Roanoke, Valley of the Missing
City: Roanoke Valley, VA
Population: Ruin (Ghouls)
Controls: Nothing
Government: None
Problem: Monsters
Heroic Opportunity: Trade Goods
City Aspect: Abandoned and Grim
The Roanoke Valley should have been one of the most important Mayoralities in the post-Serpentfall world: it’s surrounded by barrier mountains, convenient to coal and water, had a robust railroad infrastructure, and had plenty of manufacturing capacity. During the bad days of 1945, the city of Roanoke reported via radio that it was keeping the valley under harsh martial law and ‘quarantining’ what refugees survived the drowning of coastal Virginia. Most Mayoralities in the Poisoned Lands started out the same way; Roanoke seemed hardly unusual.
But in November of 1945 the entire valley fell silent: every working radio just stopped operating over the course of a weekend, with no explanation or indication why.
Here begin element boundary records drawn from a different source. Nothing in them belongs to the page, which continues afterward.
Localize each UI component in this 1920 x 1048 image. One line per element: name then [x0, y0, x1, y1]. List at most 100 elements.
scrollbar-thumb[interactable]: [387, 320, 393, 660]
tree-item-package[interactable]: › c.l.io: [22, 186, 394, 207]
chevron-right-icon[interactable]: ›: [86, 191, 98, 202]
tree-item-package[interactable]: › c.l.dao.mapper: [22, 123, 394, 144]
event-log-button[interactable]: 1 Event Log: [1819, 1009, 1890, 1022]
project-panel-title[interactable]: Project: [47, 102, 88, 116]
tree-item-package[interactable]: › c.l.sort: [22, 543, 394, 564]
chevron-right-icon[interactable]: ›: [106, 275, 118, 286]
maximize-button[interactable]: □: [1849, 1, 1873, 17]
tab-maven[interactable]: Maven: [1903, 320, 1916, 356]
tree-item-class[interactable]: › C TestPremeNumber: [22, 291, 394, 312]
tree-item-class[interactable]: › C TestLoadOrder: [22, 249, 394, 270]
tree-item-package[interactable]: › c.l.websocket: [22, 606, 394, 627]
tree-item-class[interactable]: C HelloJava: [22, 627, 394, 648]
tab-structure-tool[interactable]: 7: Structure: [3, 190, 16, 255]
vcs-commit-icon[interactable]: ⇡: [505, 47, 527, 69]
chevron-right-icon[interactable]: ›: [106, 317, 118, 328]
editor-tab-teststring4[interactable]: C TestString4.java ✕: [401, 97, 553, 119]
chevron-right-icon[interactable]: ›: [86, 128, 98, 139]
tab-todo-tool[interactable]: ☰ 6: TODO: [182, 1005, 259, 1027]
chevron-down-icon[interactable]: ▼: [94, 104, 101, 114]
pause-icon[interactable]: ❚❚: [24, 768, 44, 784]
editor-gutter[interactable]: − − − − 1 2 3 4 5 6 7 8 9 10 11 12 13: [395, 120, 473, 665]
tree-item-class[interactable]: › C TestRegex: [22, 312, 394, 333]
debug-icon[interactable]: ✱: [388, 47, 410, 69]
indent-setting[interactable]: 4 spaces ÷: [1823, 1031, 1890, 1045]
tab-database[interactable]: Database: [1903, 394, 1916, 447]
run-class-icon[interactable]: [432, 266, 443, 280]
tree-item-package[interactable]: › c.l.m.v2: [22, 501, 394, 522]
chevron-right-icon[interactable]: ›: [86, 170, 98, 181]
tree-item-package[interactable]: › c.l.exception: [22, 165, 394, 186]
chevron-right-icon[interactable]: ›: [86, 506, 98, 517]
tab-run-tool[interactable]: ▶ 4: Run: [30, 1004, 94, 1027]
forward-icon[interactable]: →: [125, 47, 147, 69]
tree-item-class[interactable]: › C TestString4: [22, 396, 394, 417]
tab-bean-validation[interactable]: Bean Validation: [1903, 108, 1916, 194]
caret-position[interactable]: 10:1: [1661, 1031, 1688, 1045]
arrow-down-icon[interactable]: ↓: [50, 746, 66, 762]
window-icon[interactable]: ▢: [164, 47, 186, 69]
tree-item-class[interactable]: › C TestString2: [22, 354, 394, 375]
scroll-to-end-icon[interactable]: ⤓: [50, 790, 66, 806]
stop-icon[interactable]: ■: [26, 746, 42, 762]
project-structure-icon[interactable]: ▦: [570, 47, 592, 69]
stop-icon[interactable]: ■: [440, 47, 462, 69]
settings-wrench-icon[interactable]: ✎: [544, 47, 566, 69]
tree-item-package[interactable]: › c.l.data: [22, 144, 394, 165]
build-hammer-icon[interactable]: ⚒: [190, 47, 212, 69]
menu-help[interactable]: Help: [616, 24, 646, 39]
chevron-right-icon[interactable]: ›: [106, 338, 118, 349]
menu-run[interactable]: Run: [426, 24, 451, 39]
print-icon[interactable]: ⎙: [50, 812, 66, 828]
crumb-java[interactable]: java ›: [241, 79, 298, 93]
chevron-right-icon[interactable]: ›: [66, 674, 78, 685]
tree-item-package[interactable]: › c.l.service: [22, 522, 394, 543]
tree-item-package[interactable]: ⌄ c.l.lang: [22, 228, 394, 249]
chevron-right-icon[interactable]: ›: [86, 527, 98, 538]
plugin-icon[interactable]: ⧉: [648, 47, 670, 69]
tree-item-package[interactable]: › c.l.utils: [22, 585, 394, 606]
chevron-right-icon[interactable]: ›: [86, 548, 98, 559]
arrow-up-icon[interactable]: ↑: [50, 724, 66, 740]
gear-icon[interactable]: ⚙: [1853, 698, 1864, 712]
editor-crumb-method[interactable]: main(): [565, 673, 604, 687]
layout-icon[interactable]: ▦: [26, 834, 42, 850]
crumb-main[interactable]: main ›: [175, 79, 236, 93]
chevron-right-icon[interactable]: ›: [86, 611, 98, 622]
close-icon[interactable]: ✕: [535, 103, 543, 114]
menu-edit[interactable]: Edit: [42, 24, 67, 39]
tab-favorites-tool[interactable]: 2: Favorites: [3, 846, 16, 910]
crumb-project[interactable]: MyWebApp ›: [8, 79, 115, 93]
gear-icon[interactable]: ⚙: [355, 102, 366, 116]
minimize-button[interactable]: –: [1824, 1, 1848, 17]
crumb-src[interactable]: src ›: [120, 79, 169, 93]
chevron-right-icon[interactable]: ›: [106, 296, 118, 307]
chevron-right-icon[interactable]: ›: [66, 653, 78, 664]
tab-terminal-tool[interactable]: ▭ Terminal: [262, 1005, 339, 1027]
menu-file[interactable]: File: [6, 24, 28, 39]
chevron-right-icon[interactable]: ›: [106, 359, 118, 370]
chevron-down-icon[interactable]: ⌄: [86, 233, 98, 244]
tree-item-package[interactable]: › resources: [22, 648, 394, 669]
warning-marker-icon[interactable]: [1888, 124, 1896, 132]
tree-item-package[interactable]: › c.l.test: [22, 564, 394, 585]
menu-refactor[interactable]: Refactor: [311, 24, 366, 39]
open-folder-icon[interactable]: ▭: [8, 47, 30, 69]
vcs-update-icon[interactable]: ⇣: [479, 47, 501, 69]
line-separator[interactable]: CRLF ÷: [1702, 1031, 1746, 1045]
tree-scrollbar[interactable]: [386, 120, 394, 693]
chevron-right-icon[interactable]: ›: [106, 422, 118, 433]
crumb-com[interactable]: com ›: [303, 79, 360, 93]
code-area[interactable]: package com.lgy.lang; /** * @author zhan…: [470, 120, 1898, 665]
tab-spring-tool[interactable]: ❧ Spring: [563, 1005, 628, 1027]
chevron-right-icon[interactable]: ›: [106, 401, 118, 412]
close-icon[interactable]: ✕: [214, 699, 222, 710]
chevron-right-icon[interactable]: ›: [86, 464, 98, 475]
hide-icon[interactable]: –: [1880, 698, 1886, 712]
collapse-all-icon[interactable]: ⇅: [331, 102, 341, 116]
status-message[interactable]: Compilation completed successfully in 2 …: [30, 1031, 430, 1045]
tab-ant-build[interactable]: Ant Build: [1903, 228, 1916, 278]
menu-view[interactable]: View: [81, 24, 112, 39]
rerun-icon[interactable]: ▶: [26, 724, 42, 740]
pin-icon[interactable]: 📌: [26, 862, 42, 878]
Some of the settlements in West Virginia sent down a scouting party the following ‘spring’ to find out what happened, and when it didn’t come back the West Virginians decided that the answer was ‘monsters’ and didn’t investigate further.
It wasn’t until recently that a plane from the AAF forward base in Princeton, West Virginia could be spared for a flyover of the valley, and what the pilot reported was interesting. The valley was deserted, but also surprisingly orderly. Most of the buildings looked in good shape, there had been surprisingly few fires, and much of the city of Roanoke appeared to be oddly untouched. Oh, and no mass graves (everybody in the Poisoned Lands knows what one of those looks like by now).
The pilot also reported monsters: ghouls, for certain, and twisted plants like swamp-devils and devil-flowers. Some of the pictures brought back from the photographer in back suggest that even more monstrous creatures might be lurking in the haunted valley of Roanoke — but there’s a lot of potential wealth in an unlooted industrial city. Some of the settlements in West Virginia are now agitating for another scouting mission. One that was preferably better-armed, and definitely made up of outsiders whose demise wouldn’t harm the status quo any. On the bright side, the pay’s good, if a little theoretical; anybody who goes and comes back will get a generous percentage of the loot recovered.
Of course, they’d have to actually come back.